EVANSTON, Ill. — One reason hospital staff is at an increased risk of becoming infected is due to lack of protective gear. Necessity is the mother of invention as Northwestern is now 3D printing its own masks to provide a shield from viral droplets that cause COVID-19.
Nano science is Dr. Chad Mirkin’s specialty. The Northwestern University researcher has spent decades developing miniature structures so tiny and stealth some can cross the blood-brain barrier to destroy cancer cells. but this project strayed from that path – the original model standing tall at 13-feet, it can spit out an object the size of an adult human in a matter of hours.
“For us it was a way to help but also a way to show the world this is not pie-in-the-sky stuff anymore we have ability to manufacture things that are important and in this case where people need things in a crisis this is the perfect application of 3D printing,” Mirkin said.
Mirkin and his team put a second-generation version of the printer, an 8-foot model, to work last week.

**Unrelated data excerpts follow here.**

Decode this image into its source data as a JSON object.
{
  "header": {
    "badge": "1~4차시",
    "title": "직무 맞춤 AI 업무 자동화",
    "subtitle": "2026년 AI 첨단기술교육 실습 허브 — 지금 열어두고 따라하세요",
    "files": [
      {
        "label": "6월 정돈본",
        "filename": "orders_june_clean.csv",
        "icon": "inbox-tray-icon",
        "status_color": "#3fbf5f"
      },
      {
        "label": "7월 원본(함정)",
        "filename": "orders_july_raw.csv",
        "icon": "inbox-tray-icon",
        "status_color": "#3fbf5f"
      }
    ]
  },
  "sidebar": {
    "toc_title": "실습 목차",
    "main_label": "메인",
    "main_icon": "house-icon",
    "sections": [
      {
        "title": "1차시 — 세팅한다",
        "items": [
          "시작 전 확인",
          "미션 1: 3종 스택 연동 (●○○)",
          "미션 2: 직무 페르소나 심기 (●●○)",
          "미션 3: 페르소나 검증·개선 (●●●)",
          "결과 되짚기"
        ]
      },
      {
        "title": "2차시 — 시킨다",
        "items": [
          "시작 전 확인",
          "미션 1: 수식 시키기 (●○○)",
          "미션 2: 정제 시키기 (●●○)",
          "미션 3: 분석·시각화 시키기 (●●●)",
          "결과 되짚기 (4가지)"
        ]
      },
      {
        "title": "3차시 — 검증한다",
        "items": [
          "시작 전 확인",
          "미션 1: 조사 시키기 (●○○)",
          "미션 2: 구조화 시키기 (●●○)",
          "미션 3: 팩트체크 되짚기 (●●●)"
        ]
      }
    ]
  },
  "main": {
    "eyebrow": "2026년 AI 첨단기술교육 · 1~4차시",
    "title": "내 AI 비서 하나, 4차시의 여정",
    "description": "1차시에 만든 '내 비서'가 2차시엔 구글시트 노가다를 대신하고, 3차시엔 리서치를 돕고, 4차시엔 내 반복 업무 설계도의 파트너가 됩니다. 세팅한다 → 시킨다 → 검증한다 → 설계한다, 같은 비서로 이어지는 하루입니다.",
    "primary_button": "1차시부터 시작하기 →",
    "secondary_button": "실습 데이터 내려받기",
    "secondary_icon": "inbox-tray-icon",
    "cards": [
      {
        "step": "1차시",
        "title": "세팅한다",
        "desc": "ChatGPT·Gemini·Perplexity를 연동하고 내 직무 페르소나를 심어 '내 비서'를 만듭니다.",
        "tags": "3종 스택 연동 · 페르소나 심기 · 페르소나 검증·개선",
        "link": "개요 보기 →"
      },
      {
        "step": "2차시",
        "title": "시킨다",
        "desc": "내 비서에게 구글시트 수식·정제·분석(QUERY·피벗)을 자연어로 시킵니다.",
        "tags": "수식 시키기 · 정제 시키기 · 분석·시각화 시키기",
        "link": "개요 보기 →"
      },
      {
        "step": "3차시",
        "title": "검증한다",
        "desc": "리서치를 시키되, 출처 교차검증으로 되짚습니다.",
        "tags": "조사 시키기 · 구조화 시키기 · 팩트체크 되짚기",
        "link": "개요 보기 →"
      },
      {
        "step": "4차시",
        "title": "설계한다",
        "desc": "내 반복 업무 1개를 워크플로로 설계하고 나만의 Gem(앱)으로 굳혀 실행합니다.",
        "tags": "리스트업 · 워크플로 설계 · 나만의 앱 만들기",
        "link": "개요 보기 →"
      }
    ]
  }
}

“Literally last week a co-worker, a guy named David Walker, looked at this and said hey we could really use our printer to impact the COVID crisis by printing tools and equipment that hospitals are going to need,” Mirkin said.
One of the things they are printing are plastic face shields.
“Here’s a face mask printed with our printer and we can crank out with current instrument about a thousand of these a day we’re going to be building new printers that allow us 2,000 a day and those will be up and online in a few weeks,” Mirkin said.
Mirkin says his team is running prototypes in multiple shifts – tweaking specs and testing the machine he says can do the work of 200 conventional 3d printers.
“We’re focusing on things the smaller printers just won’t have the throughput to deal with that includes shields goggles and even parts of respirators,” he said.
He said they want to be ready when the need is there and they know that the need is coming.
At the end of the day, regulation is going to impact how quickly they can get their face shields into the hands and on the heads of those who need them most.
The team is working with local hospitals and Harvard Mass General Hospital to figure out what healthcare workers can use and what they can’t.